Saturday, 04/02/2011 12:01:32 PM

Saturday, April 02, 2011 12:01:32 PM

Post# of 309
Trust is a fleeting non-commodity for sure. I have always been a bit of junk and scrap collector, one mans junk is another's gold. Sometimes junk turns out to be junk, but the herd effect and peak fear often leaves golden opportunities behind for those who can figure out how to find them and time buying them. Just look at tickers like F, GE, HIG, BRY, and how well they have done after the Panic in 09.

I am not much for trying to board a moving train or rocket on the way up (or a falling knife or rocket on the way down for that matter), but I do know that shorts will cover, and do so in a panic when a stock under short attack bottoms hard and turns up. Instead of buying high flier stocks in a gamble that they will go forever higher, I have learned that it is better to take the market for what it is, as it is, and find stocks I would not mind holding long term, and look to buy them cheap after a massacre, or nasty panic sell off, especially if the fundamentals are sound, and the company is sound.

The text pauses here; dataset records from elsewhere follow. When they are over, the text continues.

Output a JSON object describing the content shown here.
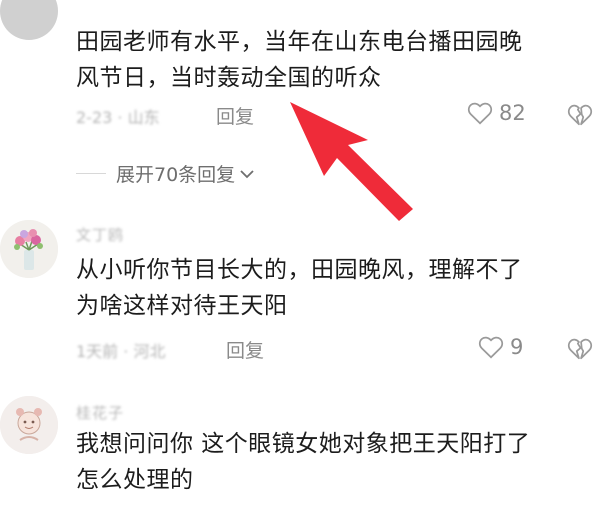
{
  "comments": [
    {
      "username": "",
      "text_line1": "田园老师有水平，当年在山东电台播田园晚",
      "text_line2": "风节日，当时轰动全国的听众",
      "meta": "2-23 · 山东",
      "reply_label": "回复",
      "likes": "82"
    },
    {
      "username": "文丁鸥",
      "text_line1": "从小听你节目长大的，田园晚风，理解不了",
      "text_line2": "为啥这样对待王天阳",
      "meta": "1天前 · 河北",
      "reply_label": "回复",
      "likes": "9"
    },
    {
      "username": "桂花子",
      "text_line1": "我想问问你  这个眼镜女她对象把王天阳打了",
      "text_line2": "怎么处理的",
      "meta": "",
      "reply_label": "",
      "likes": ""
    }
  ],
  "expand_replies_label": "展开70条回复",
  "colors": {
    "arrow": "#ef2b39",
    "muted": "#8a8a8a"
  },
  "icons": [
    "heart-outline-icon",
    "broken-heart-icon",
    "chevron-down-icon"
  ]
}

Call me an opportunistic capitalist!!!! LOL

I have one question for the group here to ponder. The recent attacks on this stock claim they lied about bio-diesel production rates. But they did show a real, built bio-diesel plant. The shorts did not claim that the plant did not exist, they just claimed that the plant was idle, based on what they claimed was no truck traffic in and out (I will say again, they did not post the entire video, just pieces of what they claim were weeks of 24 hour video, why is that?), and who of us would sit and watch the video for the next 2 months, to make a buy / sell decision? I think they rigged the game, knowing no one would have time to watch it all. But I must also ask, why would they buy and add capacity to an idle plant? Why would they sell new shares to expand idle biodiesel capacity, when the CEO owns 1/2 the outstanding shares?

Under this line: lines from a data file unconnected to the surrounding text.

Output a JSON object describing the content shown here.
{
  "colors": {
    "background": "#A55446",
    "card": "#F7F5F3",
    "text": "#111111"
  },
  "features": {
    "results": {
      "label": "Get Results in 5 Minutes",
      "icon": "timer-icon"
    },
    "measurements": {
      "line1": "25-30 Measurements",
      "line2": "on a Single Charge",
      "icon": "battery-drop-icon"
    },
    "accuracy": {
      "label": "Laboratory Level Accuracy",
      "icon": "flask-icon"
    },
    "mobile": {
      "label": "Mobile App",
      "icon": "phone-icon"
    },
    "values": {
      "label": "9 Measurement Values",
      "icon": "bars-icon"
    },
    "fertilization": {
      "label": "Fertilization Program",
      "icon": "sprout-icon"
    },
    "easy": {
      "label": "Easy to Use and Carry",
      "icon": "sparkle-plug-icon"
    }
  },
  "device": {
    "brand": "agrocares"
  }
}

Many plants here in Texas use pipelines to receive and deliver product, and do not use trucks for delivery. Do we even know if they use pipelines versus trucks at that plant?

I guess we won't know the truth until the dust settles, and the company comes up with an answer that shorts can't deny or throw more mud at.

Does anyone here know how to search the China online patent records to verify the patent application numbers this company lists on their web site? I would love to see an english version of those applications. I am familiar with the American and European versions, not China's.

I am still thinking of buying here for the first time next week.



KPMG?

Ambition with out knowledge is like ship in dry dock. Going nowhere fast!